I’d wedged the bathroom door – there being no lock- and then turned my attention to the wash basin. After I’d done major ablutions successfully I started on my feet.
Wearing sandals in a dusty country they were not a pretty sight.
I filled the basin again. The water was lovely and warm. Then I gingerly raised my foot, with my hand, to the required waist level of the sink.
I am not and have never been, very agile or athletic. I used to find it extremely difficult and painful to sit crossed legged on the floor at school. I am just not a bendy person.
I got my foot in, but unfortunately the basin fell off.
My stress level shot off the scale. What had I done? These poor people! I was hopping around on one leg, with the basin swaying around on thin pipes and one leg up in the air, stranded. Images of elephants in tutus did cross my mind. The water was slopping on the floor and I was slipping.
I managed to lean over and grab the windowsill to steady myself with one hand and then gingerly pull my foot out over the basin edge with the other hand.
I dried my foot and mopped up the floor. You have nothing to fear but fear itself?

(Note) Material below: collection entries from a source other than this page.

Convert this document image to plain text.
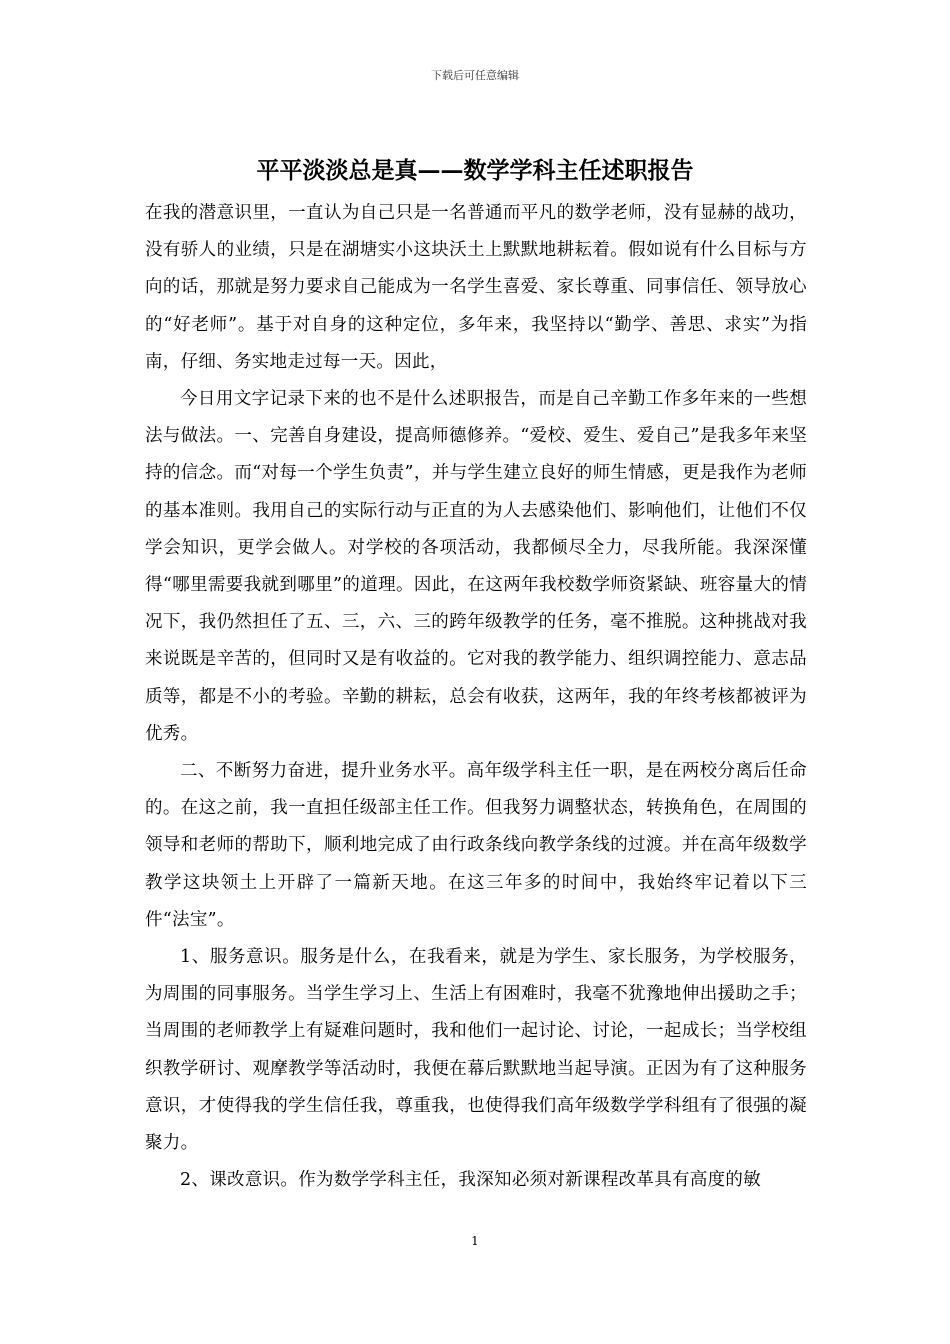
下载后可任意编辑
平平淡淡总是真——数学学科主任述职报告

在我的潜意识里，一直认为自己只是一名普通而平凡的数学老师，没有显赫的战功，没有骄人的业绩，只是在湖塘实小这块沃土上默默地耕耘着。假如说有什么目标与方向的话，那就是努力要求自己能成为一名学生喜爱、家长尊重、同事信任、领导放心的“好老师”。基于对自身的这种定位，多年来，我坚持以“勤学、善思、求实”为指南，仔细、务实地走过每一天。因此，

今日用文字记录下来的也不是什么述职报告，而是自己辛勤工作多年来的一些想法与做法。一、完善自身建设，提高师德修养。“爱校、爱生、爱自己”是我多年来坚持的信念。而“对每一个学生负责”，并与学生建立良好的师生情感，更是我作为老师的基本准则。我用自己的实际行动与正直的为人去感染他们、影响他们，让他们不仅学会知识，更学会做人。对学校的各项活动，我都倾尽全力，尽我所能。我深深懂得“哪里需要我就到哪里”的道理。因此，在这两年我校数学师资紧缺、班容量大的情况下，我仍然担任了五、三，六、三的跨年级教学的任务，毫不推脱。这种挑战对我来说既是辛苦的，但同时又是有收益的。它对我的教学能力、组织调控能力、意志品质等，都是不小的考验。辛勤的耕耘，总会有收获，这两年，我的年终考核都被评为优秀。

二、不断努力奋进，提升业务水平。高年级学科主任一职，是在两校分离后任命的。在这之前，我一直担任级部主任工作。但我努力调整状态，转换角色，在周围的领导和老师的帮助下，顺利地完成了由行政条线向教学条线的过渡。并在高年级数学教学这块领土上开辟了一篇新天地。在这三年多的时间中，我始终牢记着以下三件“法宝”。

1、服务意识。服务是什么，在我看来，就是为学生、家长服务，为学校服务，为周围的同事服务。当学生学习上、生活上有困难时，我毫不犹豫地伸出援助之手；当周围的老师教学上有疑难问题时，我和他们一起讨论、讨论，一起成长；当学校组织教学研讨、观摩教学等活动时，我便在幕后默默地当起导演。正因为有了这种服务意识，才使得我的学生信任我，尊重我，也使得我们高年级数学学科组有了很强的凝聚力。

2、课改意识。作为数学学科主任，我深知必须对新课程改革具有高度的敏

1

Remaining a little vague about how it had actually happened and courage screwed up, I went and admitted to my criminal damage.
She was remarkably phlegmatic about it.
“Oh I keep doing that, my son was supposed to have fixed it for me.” No… she really would not have done what I had done.
The next morning her daughter, who also seemed to appear from nowhere, showed me how to put my toothbrush in a little loop of metal in the shower enclosure and use the toothbrush as a handle.